Patti Hobbs is also a member of the Mary Whitney Phelps Tent of the Daughters of Union Veterans.
“Well, I have five that I know of, but one was a deserter, so I don’t talk about him.”[Laughter]
Hobbs says that because of the research she’s done to discover her family history, she’s grown an appreciation for the soldiers on both sides that Generals, Governors, and other major players in history relied on.
“I think that the faithfulness of the individuals that were serving under all of those is just an important thing to remember. Not to just remember the important guys, but to remember the common people who just did what they were supposed to do and suffered hardship in order to do that.”

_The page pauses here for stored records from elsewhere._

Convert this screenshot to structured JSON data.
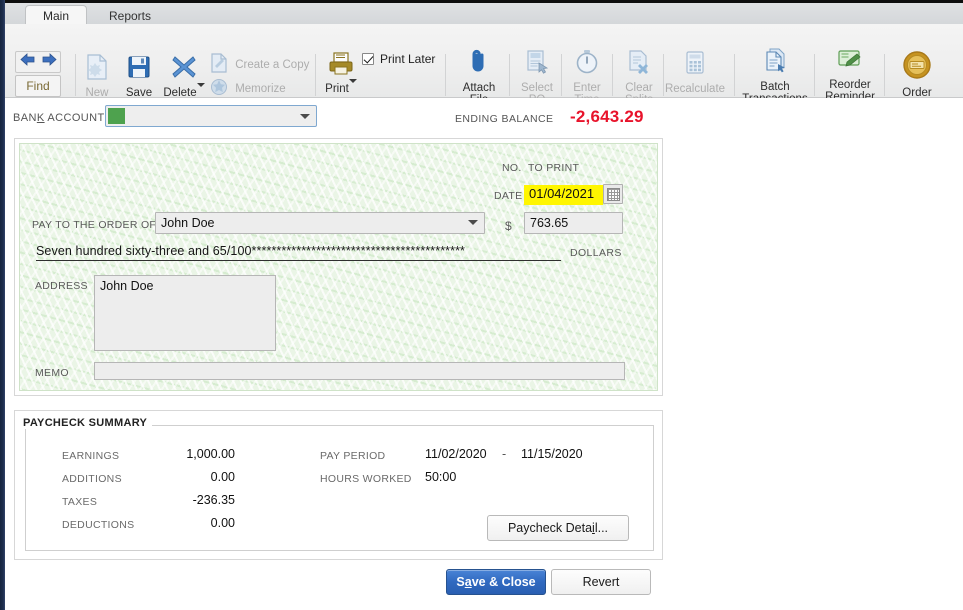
{
  "tabs": [
    {
      "label": "Main",
      "active": true
    },
    {
      "label": "Reports",
      "active": false
    }
  ],
  "toolbar": {
    "nav_back_icon": "arrow-left-icon",
    "nav_forward_icon": "arrow-right-icon",
    "find_label": "Find",
    "items": [
      {
        "label": "New",
        "icon": "new-document-icon",
        "disabled": true
      },
      {
        "label": "Save",
        "icon": "floppy-disk-icon",
        "disabled": false
      },
      {
        "label": "Delete",
        "icon": "x-cross-icon",
        "disabled": false,
        "has_dropdown": true
      },
      {
        "label": "Create a Copy",
        "icon": "copy-icon",
        "disabled": true
      },
      {
        "label": "Memorize",
        "icon": "memorize-star-icon",
        "disabled": true
      },
      {
        "label": "Print",
        "icon": "printer-icon",
        "disabled": false,
        "has_dropdown": true
      },
      {
        "label": "Attach\nFile",
        "icon": "paperclip-icon",
        "disabled": false
      },
      {
        "label": "Select\nPO",
        "icon": "select-po-icon",
        "disabled": true
      },
      {
        "label": "Enter\nTime",
        "icon": "stopwatch-icon",
        "disabled": true
      },
      {
        "label": "Clear\nSplits",
        "icon": "clear-splits-icon",
        "disabled": true
      },
      {
        "label": "Recalculate",
        "icon": "calculator-icon",
        "disabled": true
      },
      {
        "label": "Batch\nTransactions",
        "icon": "batch-transactions-icon",
        "disabled": false
      },
      {
        "label": "Reorder\nReminder",
        "icon": "reorder-reminder-icon",
        "disabled": false
      },
      {
        "label": "Order\nChecks",
        "icon": "order-checks-coin-icon",
        "disabled": false
      }
    ],
    "print_later": {
      "label": "Print Later",
      "checked": true
    }
  },
  "account_bar": {
    "label_pre": "BAN",
    "label_accel": "K",
    "label_post": " ACCOUNT",
    "value": "",
    "ending_balance_label": "ENDING BALANCE",
    "ending_balance_value": "-2,643.29",
    "ending_balance_color": "#e8132b"
  },
  "check": {
    "no_label": "NO.",
    "no_value": "TO PRINT",
    "date_label": "DATE",
    "date_value": "01/04/2021",
    "date_highlight_color": "#fff600",
    "payee_label": "PAY TO THE ORDER OF",
    "payee_value": "John Doe",
    "dollar_sign": "$",
    "amount_value": "763.65",
    "amount_words": "Seven hundred sixty-three and 65/100*******************************************",
    "dollars_label": "DOLLARS",
    "address_label": "ADDRESS",
    "address_value": "John Doe",
    "memo_label": "MEMO",
    "memo_value": ""
  },
  "summary": {
    "title": "PAYCHECK SUMMARY",
    "rows_left": [
      {
        "label": "EARNINGS",
        "value": "1,000.00"
      },
      {
        "label": "ADDITIONS",
        "value": "0.00"
      },
      {
        "label": "TAXES",
        "value": "-236.35"
      },
      {
        "label": "DEDUCTIONS",
        "value": "0.00"
      }
    ],
    "rows_right": [
      {
        "label": "PAY PERIOD",
        "value": "11/02/2020",
        "sep": "-",
        "value2": "11/15/2020"
      },
      {
        "label": "HOURS WORKED",
        "value": "50:00",
        "sep": "",
        "value2": ""
      }
    ],
    "detail_button_pre": "Paycheck Deta",
    "detail_button_accel": "i",
    "detail_button_post": "l..."
  },
  "footer": {
    "save_pre": "S",
    "save_accel": "a",
    "save_post": "ve & Close",
    "revert_label": "Revert"
  }
}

McAlear says that the knowledge of her ancestors has changed her perspective on the meaning of citizenship. “I’ve learned so much about the sacrifices they made for what they believed in. So I think I strive harder to be a good citizen, and I just have a deeper appreciation for the freedom we have today. I think that’s how it’s affected me.”
Today is the sesquicentennial of the start of a war that tore this region of the country apart, where neighbors drew the line of war by their fence posts and families split loyalties between the North and South. Today is a day to remember the lives of all those soldiers who fought, often because they had no choice, in that bloody civil war.
For KSMU’s Sense of Place, I’m Emma Wilson.